ML Insights is a python library for data scientists, ML engineers and developers. Insights can be used to ingest data in different formats, apply row based transformations and monitor data and ML Models from validation to production.
ML Insights library also provides many ways to process and evaluate data and ML models. The options include low code alternative for customisation, a pre-built application and and further extensibility through custom applications and custom components.
ML Insights can be installed in a python 3.8 environment using:
pip install oracle-ml-insights
Several ML Insights dependencies are optional (for eg: Execution Engine) and can be installed with:
pip install oracle-ml-insights[option]
where "option" can be one of:
- "dask", to run ML Insights on Dask Execution Engine
ML Insights helps evaluate and monitor data and ML model for entirety of ML Observability lifecycle.
Insights is component based where each component has a specific responsibility with a workflow managing the individual components.
Insights provides components to carry out tasks like data ingestion, row level data transformation, metric calculation and post processing of metric output. More details on these are covered in the Getting Started section.

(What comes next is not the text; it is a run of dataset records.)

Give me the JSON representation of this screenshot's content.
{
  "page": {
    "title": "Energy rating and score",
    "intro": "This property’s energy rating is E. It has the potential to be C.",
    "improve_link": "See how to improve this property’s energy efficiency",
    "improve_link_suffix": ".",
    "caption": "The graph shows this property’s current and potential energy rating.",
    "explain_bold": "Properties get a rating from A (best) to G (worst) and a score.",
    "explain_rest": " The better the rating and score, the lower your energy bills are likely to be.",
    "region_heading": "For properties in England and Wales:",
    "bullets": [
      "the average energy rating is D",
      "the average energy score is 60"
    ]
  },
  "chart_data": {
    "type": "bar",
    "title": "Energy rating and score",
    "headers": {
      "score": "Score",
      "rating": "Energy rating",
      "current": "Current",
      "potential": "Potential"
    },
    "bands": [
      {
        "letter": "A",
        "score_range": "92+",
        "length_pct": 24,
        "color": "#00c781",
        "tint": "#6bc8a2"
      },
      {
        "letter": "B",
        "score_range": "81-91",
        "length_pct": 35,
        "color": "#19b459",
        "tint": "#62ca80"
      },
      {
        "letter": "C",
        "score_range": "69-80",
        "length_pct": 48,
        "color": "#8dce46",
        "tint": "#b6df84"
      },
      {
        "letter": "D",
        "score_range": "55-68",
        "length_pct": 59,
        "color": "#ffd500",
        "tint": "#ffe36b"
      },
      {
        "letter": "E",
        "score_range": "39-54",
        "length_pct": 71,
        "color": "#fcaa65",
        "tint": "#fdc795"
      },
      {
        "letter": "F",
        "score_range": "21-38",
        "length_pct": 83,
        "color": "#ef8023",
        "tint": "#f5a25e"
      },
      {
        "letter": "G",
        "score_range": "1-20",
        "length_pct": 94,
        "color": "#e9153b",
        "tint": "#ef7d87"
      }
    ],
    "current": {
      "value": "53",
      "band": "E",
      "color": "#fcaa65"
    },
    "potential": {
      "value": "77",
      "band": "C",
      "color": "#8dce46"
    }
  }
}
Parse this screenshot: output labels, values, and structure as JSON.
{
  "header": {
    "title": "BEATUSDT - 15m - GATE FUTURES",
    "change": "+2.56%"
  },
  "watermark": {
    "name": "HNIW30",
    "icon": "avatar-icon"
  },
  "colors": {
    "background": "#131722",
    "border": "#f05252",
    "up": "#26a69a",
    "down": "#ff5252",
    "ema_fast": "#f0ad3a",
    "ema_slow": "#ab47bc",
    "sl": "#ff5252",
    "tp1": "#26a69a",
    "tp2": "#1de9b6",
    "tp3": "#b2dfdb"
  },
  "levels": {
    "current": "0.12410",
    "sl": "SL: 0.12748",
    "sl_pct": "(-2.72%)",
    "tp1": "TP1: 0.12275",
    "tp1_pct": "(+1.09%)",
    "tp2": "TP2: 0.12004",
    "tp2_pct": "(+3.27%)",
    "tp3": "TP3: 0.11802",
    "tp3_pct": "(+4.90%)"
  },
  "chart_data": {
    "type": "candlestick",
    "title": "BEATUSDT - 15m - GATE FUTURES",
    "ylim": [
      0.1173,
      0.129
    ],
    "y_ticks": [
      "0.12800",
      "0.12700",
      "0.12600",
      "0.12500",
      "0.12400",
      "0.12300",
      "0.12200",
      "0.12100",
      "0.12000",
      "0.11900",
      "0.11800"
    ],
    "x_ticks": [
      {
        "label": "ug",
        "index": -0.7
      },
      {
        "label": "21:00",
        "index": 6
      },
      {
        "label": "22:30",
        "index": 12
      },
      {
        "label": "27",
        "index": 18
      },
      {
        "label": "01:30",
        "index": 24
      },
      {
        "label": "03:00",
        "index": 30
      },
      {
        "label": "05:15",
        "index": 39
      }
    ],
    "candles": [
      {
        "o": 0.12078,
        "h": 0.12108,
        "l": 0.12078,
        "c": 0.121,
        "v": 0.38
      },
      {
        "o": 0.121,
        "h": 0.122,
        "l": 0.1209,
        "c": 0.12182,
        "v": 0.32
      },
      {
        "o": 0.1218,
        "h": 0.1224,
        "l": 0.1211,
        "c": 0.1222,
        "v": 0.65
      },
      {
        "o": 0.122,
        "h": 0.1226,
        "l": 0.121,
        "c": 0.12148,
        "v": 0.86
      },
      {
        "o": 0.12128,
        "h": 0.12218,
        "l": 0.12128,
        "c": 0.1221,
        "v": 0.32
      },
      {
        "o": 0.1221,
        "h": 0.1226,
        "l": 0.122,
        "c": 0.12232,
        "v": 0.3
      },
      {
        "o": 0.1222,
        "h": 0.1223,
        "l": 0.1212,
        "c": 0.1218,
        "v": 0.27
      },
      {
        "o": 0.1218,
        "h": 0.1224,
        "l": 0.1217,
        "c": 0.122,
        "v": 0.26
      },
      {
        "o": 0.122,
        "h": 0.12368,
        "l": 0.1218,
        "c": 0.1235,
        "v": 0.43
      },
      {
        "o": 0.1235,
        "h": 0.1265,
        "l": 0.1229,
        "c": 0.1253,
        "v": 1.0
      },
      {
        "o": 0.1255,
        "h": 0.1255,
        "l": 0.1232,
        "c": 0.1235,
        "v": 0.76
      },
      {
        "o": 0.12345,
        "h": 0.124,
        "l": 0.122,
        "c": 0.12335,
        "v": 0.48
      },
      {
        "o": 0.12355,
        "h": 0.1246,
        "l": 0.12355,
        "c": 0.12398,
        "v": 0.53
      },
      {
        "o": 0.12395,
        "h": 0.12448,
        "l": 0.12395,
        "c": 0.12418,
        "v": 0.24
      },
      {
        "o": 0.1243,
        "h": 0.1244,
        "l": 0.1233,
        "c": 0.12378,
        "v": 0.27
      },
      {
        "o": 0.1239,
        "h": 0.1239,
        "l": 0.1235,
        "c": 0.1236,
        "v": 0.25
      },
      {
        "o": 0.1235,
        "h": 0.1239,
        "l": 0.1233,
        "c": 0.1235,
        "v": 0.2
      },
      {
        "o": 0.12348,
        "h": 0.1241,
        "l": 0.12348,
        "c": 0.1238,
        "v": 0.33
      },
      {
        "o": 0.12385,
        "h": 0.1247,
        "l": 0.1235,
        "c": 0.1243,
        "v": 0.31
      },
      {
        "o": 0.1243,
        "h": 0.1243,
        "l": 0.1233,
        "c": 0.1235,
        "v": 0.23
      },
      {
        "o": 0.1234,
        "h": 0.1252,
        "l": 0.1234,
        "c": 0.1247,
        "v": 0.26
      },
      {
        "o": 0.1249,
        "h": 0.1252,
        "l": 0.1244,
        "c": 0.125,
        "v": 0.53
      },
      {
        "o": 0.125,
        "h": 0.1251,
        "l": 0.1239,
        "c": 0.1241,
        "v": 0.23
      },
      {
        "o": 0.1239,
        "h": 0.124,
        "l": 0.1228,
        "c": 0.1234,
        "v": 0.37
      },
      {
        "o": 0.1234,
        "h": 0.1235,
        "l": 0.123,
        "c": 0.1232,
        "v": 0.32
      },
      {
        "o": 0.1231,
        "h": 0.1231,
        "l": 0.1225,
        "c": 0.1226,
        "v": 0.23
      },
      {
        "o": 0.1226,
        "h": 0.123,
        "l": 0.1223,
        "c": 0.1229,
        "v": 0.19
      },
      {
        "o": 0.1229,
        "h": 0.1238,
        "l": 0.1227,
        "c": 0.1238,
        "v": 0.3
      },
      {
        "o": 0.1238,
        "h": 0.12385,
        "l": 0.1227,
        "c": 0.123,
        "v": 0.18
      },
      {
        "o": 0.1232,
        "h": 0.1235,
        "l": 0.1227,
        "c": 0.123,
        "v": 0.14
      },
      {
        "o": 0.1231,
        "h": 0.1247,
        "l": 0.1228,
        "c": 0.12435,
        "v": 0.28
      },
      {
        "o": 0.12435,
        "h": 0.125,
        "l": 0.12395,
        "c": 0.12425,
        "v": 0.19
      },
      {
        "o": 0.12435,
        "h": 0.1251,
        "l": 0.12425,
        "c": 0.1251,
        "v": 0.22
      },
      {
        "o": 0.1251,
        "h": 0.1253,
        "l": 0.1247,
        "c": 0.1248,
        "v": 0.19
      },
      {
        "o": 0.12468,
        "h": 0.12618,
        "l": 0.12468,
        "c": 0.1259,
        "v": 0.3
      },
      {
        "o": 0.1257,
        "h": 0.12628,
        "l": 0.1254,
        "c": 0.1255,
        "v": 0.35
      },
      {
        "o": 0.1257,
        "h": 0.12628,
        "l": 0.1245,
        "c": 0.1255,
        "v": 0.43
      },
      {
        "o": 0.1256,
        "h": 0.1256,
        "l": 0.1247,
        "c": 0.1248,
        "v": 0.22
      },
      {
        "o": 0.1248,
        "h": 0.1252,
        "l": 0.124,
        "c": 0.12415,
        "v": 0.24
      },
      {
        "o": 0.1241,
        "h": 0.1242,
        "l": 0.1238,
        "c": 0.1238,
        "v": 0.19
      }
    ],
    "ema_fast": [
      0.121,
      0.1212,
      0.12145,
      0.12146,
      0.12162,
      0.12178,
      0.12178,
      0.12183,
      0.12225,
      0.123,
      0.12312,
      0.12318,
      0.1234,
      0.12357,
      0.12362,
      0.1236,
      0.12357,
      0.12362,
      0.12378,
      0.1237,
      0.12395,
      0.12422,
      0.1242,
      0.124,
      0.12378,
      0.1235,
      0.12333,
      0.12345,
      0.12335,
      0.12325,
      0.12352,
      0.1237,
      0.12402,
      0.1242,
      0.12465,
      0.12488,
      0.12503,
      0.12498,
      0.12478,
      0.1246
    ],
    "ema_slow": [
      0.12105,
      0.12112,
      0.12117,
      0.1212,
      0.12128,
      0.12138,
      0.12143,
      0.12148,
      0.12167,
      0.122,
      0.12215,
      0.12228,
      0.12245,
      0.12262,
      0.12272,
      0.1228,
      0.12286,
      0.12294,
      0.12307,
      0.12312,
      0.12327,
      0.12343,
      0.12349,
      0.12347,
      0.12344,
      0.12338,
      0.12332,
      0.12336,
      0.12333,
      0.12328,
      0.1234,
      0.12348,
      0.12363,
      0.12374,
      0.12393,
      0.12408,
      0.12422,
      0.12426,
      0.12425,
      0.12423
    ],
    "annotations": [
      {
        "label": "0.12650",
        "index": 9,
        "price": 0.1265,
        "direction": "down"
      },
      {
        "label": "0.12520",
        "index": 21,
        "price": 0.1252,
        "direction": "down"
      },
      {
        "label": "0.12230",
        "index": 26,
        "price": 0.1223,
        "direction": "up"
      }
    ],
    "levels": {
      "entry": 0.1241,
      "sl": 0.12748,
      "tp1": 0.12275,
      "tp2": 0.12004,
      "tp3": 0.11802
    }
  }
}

In very simple terms, one has to provide location to the input data set that needs to be processed, select any additional simple transformation needed on the input data (for example, converting an un-structured column to structured one), and decide which metrics should be calculated for different features (columns of data). The user can also decide to define some post-action to be performed once all the metrics have been calculated.
Insights provides a simple, declarative API, out of box components covering majority of common use cases to choose from. Also, Insights enables users to author json-based configurations that can be used to define and customise all of its core features.
-
Insights currently supports CSV, JSON, and JSONL data types.
-
It also supports major execution engines like Native Pandas, Dask, and Spark.
-
Insights provides metrics in different groups like
- Data Integrity
- Data Quality/ Summary
- Feature and Prediction Drift Detection
- Model Performance for both classification and Regression Models
-
Insights also supports integration for writing metric data, or connecting to OCI monitoring service.
The files sum_divide_by_k_custom_metrics.py and sum_divide_by_two_custom_metrics.py are examples of how to implement custom metrics and usage is demonstrated in sample notebook ML Insights run with Custom Metrics.